McGovern: I knew that going into law school I would come out with debt, but I viewed it as the investment I needed to make to get to where I wanted to go. You want to buy a house, you’re going to need to put money in the bank. I don’t think that my student loans are controlling my destiny. I’ve been able to make decisions and sure, going to private practice, you’re going to make more money than if you go to a nonprofit. Our firm supports pro bono work, so I’ve been able to have plenty of that.
Shinn: Our generation was told that if you want a good job, if you want to succeed, you have to go to college. I think that’s something that we’re asking questions about now. Trade schools are an awesome thing. There’s going to be a huge demand for skilled tradespeople moving forward because it’s been neglected. People look down their nose at a welder, but these guys are making over $100,000. And when they turn off that torch, they go home and their mind is clear. That’s a beautiful thing.

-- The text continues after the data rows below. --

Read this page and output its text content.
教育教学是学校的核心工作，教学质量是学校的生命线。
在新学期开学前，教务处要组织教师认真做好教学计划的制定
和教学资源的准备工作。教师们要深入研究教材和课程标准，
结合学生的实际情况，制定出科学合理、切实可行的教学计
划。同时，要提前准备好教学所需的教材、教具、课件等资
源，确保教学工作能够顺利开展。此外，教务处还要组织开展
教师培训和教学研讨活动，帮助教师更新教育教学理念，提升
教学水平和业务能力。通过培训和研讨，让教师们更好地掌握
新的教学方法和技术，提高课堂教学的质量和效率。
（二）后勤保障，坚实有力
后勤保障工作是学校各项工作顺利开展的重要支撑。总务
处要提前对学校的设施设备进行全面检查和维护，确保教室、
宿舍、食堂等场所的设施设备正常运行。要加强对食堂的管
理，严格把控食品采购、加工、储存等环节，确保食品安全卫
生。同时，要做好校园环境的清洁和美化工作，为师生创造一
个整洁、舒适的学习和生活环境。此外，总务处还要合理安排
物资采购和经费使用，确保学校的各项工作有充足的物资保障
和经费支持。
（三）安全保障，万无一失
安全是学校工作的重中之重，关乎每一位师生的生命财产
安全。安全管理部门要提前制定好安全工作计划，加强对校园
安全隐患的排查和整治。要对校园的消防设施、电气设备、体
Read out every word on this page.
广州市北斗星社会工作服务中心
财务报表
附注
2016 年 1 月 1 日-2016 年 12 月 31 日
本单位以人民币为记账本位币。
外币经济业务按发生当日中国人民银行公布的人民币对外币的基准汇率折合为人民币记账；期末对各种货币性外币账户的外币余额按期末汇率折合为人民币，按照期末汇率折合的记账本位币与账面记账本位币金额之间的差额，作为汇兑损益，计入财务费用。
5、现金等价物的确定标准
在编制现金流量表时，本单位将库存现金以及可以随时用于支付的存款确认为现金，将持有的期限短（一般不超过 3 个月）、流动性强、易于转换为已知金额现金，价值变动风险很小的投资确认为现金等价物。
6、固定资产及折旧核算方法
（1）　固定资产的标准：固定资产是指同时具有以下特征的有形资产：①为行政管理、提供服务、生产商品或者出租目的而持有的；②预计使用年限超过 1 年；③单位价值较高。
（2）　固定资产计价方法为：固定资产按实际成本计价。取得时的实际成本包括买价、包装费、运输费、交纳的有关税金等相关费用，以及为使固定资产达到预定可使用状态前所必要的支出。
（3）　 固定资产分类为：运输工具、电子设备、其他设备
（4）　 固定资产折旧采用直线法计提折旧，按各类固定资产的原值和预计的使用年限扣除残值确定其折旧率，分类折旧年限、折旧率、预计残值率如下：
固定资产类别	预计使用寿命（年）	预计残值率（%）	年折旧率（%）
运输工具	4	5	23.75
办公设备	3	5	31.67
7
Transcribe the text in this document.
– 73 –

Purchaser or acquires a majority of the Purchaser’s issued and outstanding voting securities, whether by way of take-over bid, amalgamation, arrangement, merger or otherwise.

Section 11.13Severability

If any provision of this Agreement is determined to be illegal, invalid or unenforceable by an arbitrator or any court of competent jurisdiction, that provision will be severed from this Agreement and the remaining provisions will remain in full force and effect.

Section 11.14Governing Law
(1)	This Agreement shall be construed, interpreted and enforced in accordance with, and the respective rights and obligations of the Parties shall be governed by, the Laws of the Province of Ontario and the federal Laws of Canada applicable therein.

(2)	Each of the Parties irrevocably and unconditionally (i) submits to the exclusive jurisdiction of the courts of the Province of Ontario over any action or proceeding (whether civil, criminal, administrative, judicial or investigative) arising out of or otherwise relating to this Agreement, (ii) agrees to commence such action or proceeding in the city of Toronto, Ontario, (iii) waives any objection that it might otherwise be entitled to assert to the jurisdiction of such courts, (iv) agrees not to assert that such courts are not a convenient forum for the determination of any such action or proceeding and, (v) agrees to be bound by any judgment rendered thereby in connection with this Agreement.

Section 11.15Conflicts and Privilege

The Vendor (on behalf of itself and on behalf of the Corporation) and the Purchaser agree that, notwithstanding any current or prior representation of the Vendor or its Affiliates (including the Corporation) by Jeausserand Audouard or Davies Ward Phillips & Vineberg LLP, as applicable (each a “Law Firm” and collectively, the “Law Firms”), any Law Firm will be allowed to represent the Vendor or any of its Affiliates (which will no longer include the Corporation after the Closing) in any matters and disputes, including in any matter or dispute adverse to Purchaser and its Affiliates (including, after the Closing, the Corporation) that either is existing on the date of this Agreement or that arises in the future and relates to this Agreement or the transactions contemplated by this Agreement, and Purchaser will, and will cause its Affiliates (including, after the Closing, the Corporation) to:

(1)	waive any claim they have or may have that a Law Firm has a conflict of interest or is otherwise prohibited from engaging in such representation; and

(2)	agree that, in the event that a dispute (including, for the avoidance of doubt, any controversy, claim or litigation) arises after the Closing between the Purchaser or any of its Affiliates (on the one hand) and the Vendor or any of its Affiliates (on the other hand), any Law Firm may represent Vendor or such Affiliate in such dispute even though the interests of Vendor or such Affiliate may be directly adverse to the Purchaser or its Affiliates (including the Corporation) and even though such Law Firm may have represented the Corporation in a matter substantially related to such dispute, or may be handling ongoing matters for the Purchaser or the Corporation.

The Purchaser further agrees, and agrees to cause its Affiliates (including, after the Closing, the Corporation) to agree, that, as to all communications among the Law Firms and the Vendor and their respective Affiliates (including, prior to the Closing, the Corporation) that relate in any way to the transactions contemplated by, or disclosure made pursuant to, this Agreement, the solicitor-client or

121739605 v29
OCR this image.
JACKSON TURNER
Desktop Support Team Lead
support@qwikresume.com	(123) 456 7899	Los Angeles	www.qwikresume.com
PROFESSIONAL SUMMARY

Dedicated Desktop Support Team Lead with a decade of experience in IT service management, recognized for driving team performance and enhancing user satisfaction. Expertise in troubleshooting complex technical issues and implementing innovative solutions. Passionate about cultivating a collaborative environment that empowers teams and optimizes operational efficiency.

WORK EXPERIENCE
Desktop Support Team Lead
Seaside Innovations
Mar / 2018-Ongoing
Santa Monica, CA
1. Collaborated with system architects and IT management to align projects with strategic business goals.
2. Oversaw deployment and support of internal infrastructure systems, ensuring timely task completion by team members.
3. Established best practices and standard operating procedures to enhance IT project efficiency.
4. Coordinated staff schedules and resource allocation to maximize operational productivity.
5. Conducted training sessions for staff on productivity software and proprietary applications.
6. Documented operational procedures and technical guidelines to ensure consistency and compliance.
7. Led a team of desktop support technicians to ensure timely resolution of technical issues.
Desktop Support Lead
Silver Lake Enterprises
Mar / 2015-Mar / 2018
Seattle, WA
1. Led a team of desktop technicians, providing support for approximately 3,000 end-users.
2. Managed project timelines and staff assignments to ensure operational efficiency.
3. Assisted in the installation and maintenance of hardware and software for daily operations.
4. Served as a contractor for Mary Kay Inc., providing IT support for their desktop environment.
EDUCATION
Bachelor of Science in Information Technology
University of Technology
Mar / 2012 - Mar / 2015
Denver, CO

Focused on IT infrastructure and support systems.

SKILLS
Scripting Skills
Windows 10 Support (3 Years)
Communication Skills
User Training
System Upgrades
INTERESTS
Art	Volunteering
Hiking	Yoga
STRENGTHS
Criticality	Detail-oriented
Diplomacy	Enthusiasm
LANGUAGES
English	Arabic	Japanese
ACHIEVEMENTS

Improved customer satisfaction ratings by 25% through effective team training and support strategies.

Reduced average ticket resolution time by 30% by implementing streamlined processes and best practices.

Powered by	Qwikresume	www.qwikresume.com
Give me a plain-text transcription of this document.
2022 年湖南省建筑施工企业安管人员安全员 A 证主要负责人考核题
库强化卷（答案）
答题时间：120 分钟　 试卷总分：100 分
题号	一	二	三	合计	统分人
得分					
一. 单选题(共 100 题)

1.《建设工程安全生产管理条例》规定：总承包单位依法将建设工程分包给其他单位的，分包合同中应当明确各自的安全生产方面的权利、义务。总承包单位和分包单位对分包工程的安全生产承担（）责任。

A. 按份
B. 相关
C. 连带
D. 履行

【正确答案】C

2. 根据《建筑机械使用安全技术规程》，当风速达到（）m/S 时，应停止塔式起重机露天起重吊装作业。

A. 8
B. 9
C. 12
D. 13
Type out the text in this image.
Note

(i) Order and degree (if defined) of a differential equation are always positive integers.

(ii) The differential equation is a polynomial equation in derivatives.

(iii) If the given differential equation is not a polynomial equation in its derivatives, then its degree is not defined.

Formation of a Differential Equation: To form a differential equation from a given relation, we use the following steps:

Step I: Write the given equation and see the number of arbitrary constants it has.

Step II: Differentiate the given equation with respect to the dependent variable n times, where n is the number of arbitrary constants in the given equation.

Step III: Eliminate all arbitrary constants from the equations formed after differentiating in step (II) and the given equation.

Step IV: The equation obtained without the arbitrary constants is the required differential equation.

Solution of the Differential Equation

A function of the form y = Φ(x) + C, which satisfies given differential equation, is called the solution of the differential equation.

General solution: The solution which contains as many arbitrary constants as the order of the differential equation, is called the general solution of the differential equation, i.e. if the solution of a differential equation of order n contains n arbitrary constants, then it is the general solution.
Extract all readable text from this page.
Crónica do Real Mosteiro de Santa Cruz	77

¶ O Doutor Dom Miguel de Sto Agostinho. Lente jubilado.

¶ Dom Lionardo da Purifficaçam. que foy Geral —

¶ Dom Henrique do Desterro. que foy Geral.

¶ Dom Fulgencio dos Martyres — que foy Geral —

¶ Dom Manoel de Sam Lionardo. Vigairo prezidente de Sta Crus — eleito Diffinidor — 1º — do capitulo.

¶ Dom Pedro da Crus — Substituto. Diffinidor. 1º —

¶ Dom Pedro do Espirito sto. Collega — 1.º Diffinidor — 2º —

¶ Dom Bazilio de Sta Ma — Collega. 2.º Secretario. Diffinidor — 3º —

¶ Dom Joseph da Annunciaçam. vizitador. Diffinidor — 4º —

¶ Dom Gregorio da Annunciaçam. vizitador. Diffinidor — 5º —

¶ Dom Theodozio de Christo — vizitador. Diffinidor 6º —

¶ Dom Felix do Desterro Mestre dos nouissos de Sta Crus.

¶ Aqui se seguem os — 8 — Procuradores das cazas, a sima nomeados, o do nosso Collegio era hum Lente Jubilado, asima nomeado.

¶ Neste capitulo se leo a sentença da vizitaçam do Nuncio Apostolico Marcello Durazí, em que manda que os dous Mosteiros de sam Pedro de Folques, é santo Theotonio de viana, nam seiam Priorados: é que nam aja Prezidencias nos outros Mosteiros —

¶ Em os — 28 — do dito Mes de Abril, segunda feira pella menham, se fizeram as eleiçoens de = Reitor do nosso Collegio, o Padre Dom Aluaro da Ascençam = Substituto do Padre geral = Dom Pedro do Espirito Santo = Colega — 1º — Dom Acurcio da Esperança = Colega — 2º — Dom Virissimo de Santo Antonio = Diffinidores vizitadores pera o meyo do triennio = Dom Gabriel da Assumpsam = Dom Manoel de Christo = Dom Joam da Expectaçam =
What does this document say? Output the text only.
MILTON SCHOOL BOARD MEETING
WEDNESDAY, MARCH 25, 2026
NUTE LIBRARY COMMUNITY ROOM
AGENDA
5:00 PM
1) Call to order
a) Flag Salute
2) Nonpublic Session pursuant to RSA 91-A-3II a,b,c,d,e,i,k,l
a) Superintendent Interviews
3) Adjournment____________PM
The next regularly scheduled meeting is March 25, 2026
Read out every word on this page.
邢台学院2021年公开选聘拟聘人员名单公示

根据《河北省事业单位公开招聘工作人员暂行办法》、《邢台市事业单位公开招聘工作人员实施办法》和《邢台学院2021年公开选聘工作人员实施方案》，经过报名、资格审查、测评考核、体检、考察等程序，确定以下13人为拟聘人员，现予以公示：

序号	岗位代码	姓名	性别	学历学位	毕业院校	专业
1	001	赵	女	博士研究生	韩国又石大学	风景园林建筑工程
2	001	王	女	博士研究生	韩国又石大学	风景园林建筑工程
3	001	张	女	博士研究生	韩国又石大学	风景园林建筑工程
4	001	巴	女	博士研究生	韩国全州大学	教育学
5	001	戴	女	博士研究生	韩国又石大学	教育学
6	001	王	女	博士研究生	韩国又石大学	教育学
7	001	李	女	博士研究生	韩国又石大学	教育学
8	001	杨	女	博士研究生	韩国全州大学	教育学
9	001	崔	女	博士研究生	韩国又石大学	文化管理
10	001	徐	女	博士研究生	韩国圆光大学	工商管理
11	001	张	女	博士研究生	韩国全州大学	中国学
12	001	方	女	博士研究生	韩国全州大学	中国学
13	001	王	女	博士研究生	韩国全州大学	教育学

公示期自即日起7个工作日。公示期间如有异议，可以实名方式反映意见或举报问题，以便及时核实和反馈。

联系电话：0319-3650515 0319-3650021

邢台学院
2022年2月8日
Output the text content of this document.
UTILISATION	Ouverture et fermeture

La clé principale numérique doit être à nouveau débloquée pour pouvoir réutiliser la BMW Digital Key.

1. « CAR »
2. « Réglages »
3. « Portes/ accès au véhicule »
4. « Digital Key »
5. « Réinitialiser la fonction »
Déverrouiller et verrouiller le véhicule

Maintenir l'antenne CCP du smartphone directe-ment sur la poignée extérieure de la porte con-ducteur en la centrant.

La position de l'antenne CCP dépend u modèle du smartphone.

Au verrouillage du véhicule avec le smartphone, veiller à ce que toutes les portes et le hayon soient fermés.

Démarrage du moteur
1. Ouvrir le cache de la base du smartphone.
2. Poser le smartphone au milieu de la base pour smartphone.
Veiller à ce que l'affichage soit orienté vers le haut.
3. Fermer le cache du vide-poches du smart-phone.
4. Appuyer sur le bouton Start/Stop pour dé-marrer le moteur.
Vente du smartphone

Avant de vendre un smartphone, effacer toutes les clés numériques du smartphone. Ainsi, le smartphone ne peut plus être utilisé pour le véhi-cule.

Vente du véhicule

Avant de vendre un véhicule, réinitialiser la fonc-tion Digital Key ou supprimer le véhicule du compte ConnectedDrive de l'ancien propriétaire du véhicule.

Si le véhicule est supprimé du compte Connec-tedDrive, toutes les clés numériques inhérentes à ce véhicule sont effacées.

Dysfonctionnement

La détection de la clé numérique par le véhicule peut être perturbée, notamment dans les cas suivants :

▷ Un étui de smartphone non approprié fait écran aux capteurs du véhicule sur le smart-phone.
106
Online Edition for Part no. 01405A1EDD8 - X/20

Nwaeze: Getting rid of the billable hour. I’ve seen clients far more interested in alternative-fee arrangements: flat-fee, capped-fee, fixed-fee, even success-fee structures. I think that that’s likely going to change the profession.
Shinn: I think there’s a lot more DIY legal work being done. I think the internet, much like when you go to your doctor, a lot of people say, ‘I think I have this,’ because they’ve gone on WebMD and Googled their symptoms.
Jimenez: Recognizing that diversity equals money, because you have people with different viewpoints and who see things you don’t. Leaders of firms and companies need to embrace the concept that having more people who don’t look like you and think like you will help you reach conclusions and solutions that you might not have otherwise.
Yang: Information is much more accessible, and folks have the tools and resources to understand things that would have been inaccessible in the past. I think it’s the lawyer’s job to help people digest the information they have as an advisor, and not just convey information as an authority. I think it’s a healthier relationship between people and the law when the law is comprehensible and accessible, so we should embrace that.